Last week's announcement that the UAE plans to update its consumer price index to reflect price trends more accurately, and release data more regularly, could make for some pretty gruesome reading for the masses.
We all know that inflation is endemic across the region, but knowing exactly how much more we are paying for everyday goods might just send those of us who are already teetering on the edge, over it.
As the dollar hit fresh lows against the euro this week and with the prospect of more woe emerging from the US housing market, Gulf central bankers will once more be forced to revisit the question of whether to keep the dollar peg or dump it.
Alan Greenspan says it makes sense for Gulf states to allow their currencies to float freely. The octogenarian former Fed chairman, first appointed by Ronald Reagan in 1987, delivered his verdict this week in Abu Dhabi, blaming near-record inflation across the region on the much-maligned dollar peg, which he says limits the ability of the greenback-linked currency states to tackle inflation effectively.

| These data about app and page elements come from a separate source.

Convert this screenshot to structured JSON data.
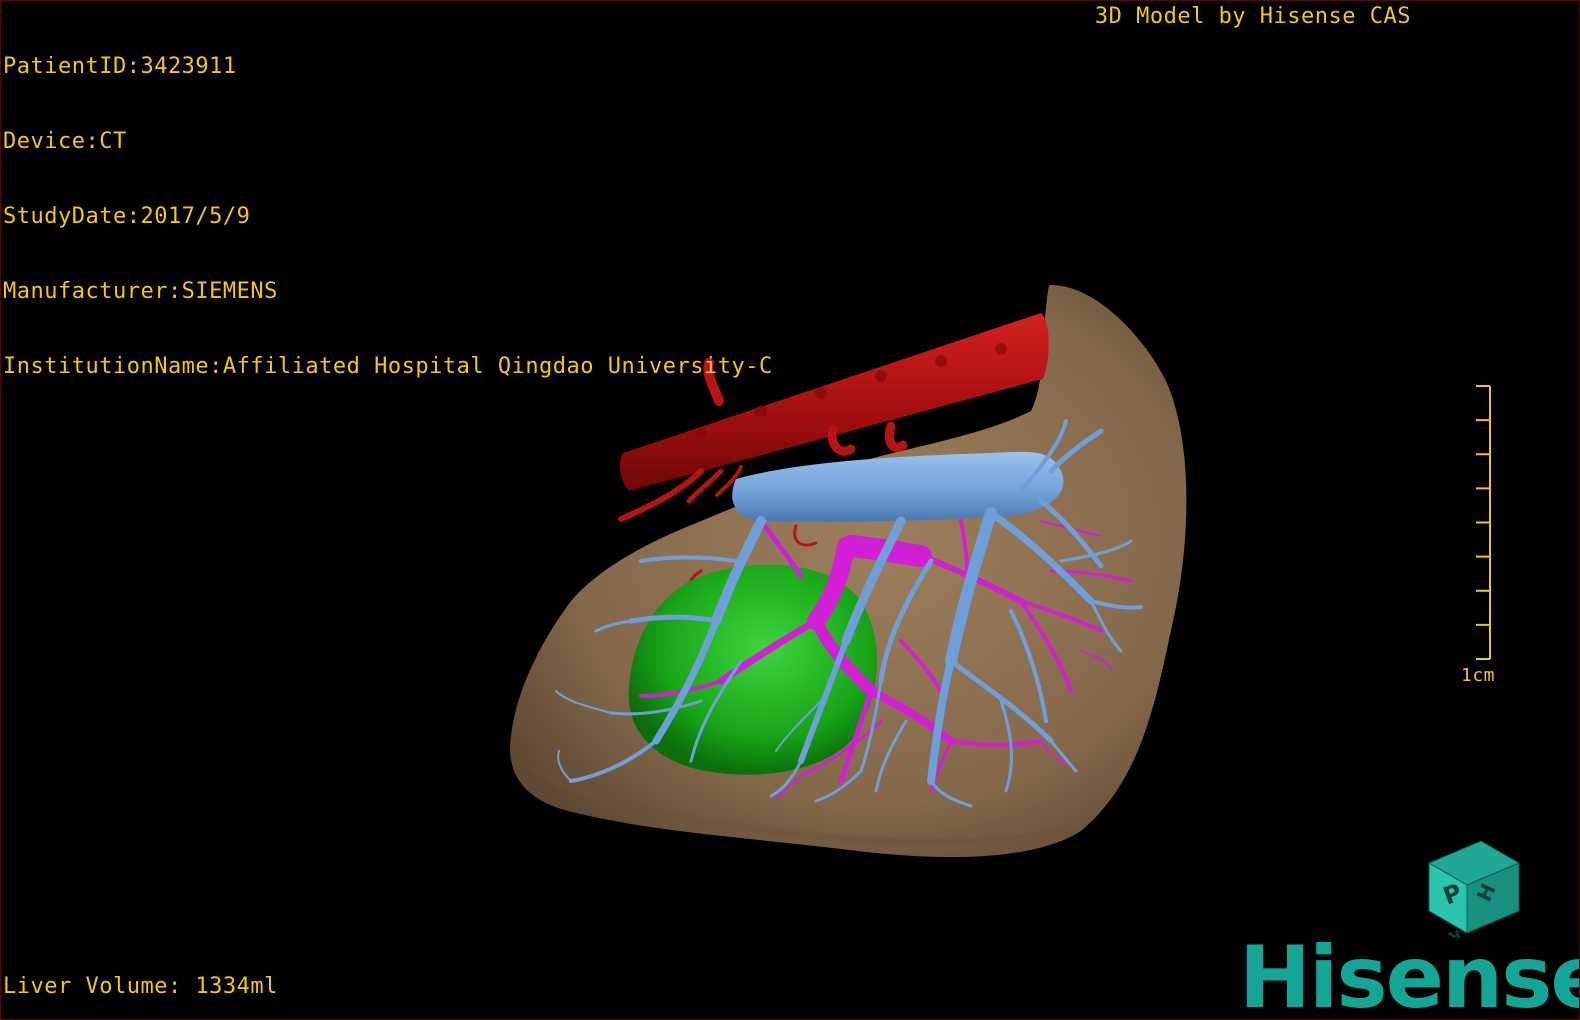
{
  "meta": {
    "patient_id": "PatientID:3423911",
    "device": "Device:CT",
    "study_date": "StudyDate:2017/5/9",
    "manufacturer": "Manufacturer:SIEMENS",
    "institution": "InstitutionName:Affiliated Hospital Qingdao University-C"
  },
  "model_credit": "3D Model by Hisense CAS",
  "liver_volume": "Liver Volume: 1334ml",
  "scale_bar": {
    "label": "1cm",
    "tick_count": 9
  },
  "orientation_cube": {
    "front_label": "P",
    "right_label": "H",
    "bottom_label": "R"
  },
  "brand": "Hisense",
  "colors": {
    "overlay_text": "#f5c518",
    "liver": "#8b6f4e",
    "artery": "#b01010",
    "vein": "#6f9fd8",
    "portal_vein": "#d21fd6",
    "tumor": "#1fb81f",
    "brand": "#13a596"
  }
}
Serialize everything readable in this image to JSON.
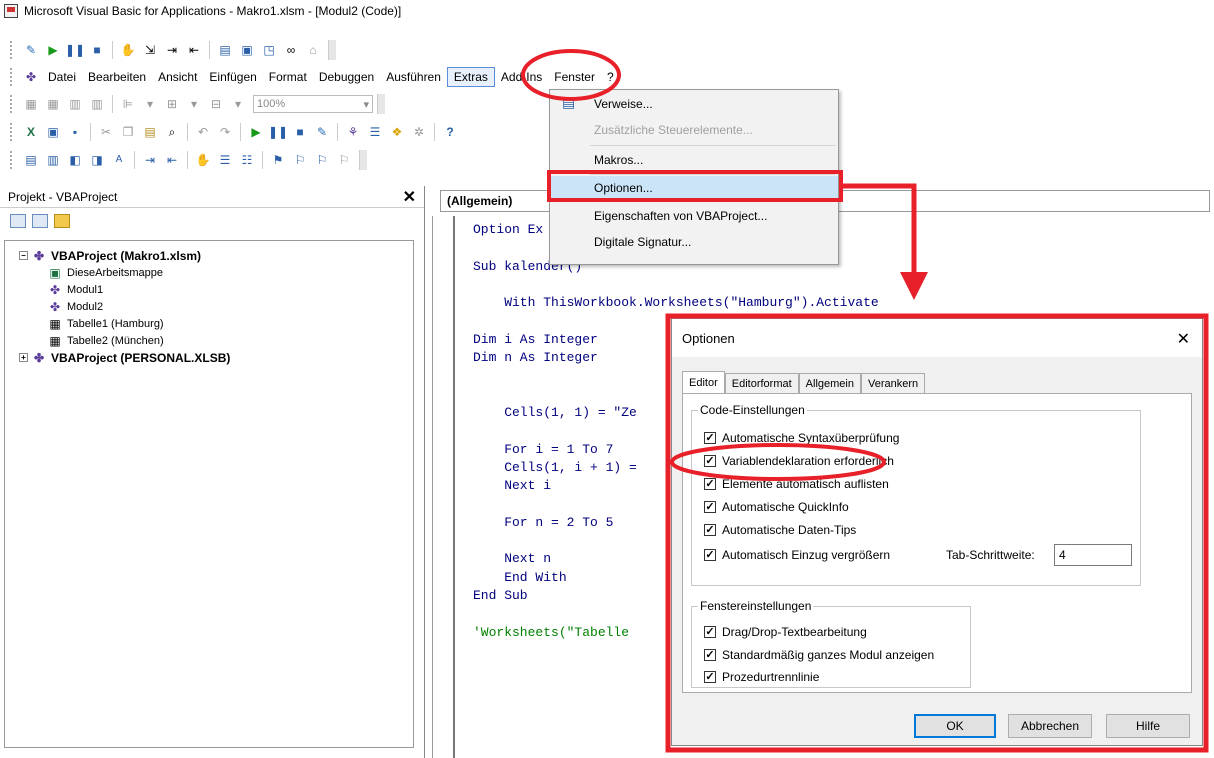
{
  "window": {
    "title": "Microsoft Visual Basic for Applications - Makro1.xlsm - [Modul2 (Code)]"
  },
  "menu": [
    "Datei",
    "Bearbeiten",
    "Ansicht",
    "Einfügen",
    "Format",
    "Debuggen",
    "Ausführen",
    "Extras",
    "Add-Ins",
    "Fenster",
    "?"
  ],
  "toolbar": {
    "zoom_value": "100%"
  },
  "project_panel": {
    "title": "Projekt - VBAProject",
    "tree": {
      "root1": "VBAProject (Makro1.xlsm)",
      "children": [
        "DieseArbeitsmappe",
        "Modul1",
        "Modul2",
        "Tabelle1 (Hamburg)",
        "Tabelle2 (München)"
      ],
      "root2": "VBAProject (PERSONAL.XLSB)"
    }
  },
  "code": {
    "object_combo": "(Allgemein)",
    "lines": [
      "Option Ex",
      "",
      "Sub kalender()",
      "",
      "    With ThisWorkbook.Worksheets(\"Hamburg\").Activate",
      "",
      "Dim i As Integer",
      "Dim n As Integer",
      "",
      "",
      "    Cells(1, 1) = \"Ze",
      "",
      "    For i = 1 To 7",
      "    Cells(1, i + 1) =",
      "    Next i",
      "",
      "    For n = 2 To 5",
      "",
      "    Next n",
      "    End With",
      "End Sub",
      "",
      "'Worksheets(\"Tabelle"
    ]
  },
  "extras_menu": {
    "items": [
      "Verweise...",
      "Zusätzliche Steuerelemente...",
      "Makros...",
      "Optionen...",
      "Eigenschaften von VBAProject...",
      "Digitale Signatur..."
    ]
  },
  "options_dialog": {
    "title": "Optionen",
    "tabs": [
      "Editor",
      "Editorformat",
      "Allgemein",
      "Verankern"
    ],
    "code_group": {
      "legend": "Code-Einstellungen",
      "options": [
        "Automatische Syntaxüberprüfung",
        "Variablendeklaration erforderlich",
        "Elemente automatisch auflisten",
        "Automatische QuickInfo",
        "Automatische Daten-Tips",
        "Automatisch Einzug vergrößern"
      ],
      "tab_width_label": "Tab-Schrittweite:",
      "tab_width_value": "4"
    },
    "window_group": {
      "legend": "Fenstereinstellungen",
      "options": [
        "Drag/Drop-Textbearbeitung",
        "Standardmäßig ganzes Modul anzeigen",
        "Prozedurtrennlinie"
      ]
    },
    "buttons": {
      "ok": "OK",
      "cancel": "Abbrechen",
      "help": "Hilfe"
    },
    "check_mark": "✓"
  },
  "annotation_color": "#e8202a"
}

So far the UAE and Saudi Arabia have been the strongest defenders of the peg while Qatar seems to be moving toward either a revaluation or a link to a basket of currencies.
No surprise that Qatar should be more willing to consider change when inflation in the country is higher than any of the other GCC states at around 13.7%.
For the Gulf states planning to create a monetary union with a single currency by 2010, the debate over the peg will be an interesting insight into how well the group of six manage to agree on matters of common economic interest.
Whether they ultimately decide to act in unison (as Kuwait did last May) or unilaterally to retain or drop the peg, free float their currencies, or move instead to a basket, they all face the common enemy of inflation - which to some degree is what this is all really about.
Inflation shows no sign of slowing within the economic powerhouses of the region. The rise in the cost of living is becoming an increasing worry on the streets of Doha, Dubai and Riyadh. It is the water-cooler topic that people never bore of.
It is encouraging skilled workers who are already in the region to leave while simultaneously dissuading potential recruits from outside the region, most significantly from the Indian sub-continent, from coming here. It is forcing governments to tell shopkeepers how much they can charge for selling water, rice and cooking oil.
The economic agendas of the GCC states are perhaps more closely aligned than more established economic communities in Europe, North America and Asia. So the case for them to work together to solve common problems should be all the greater - and there is no better issue to bind them together than how to stop inflation spiraling out of control.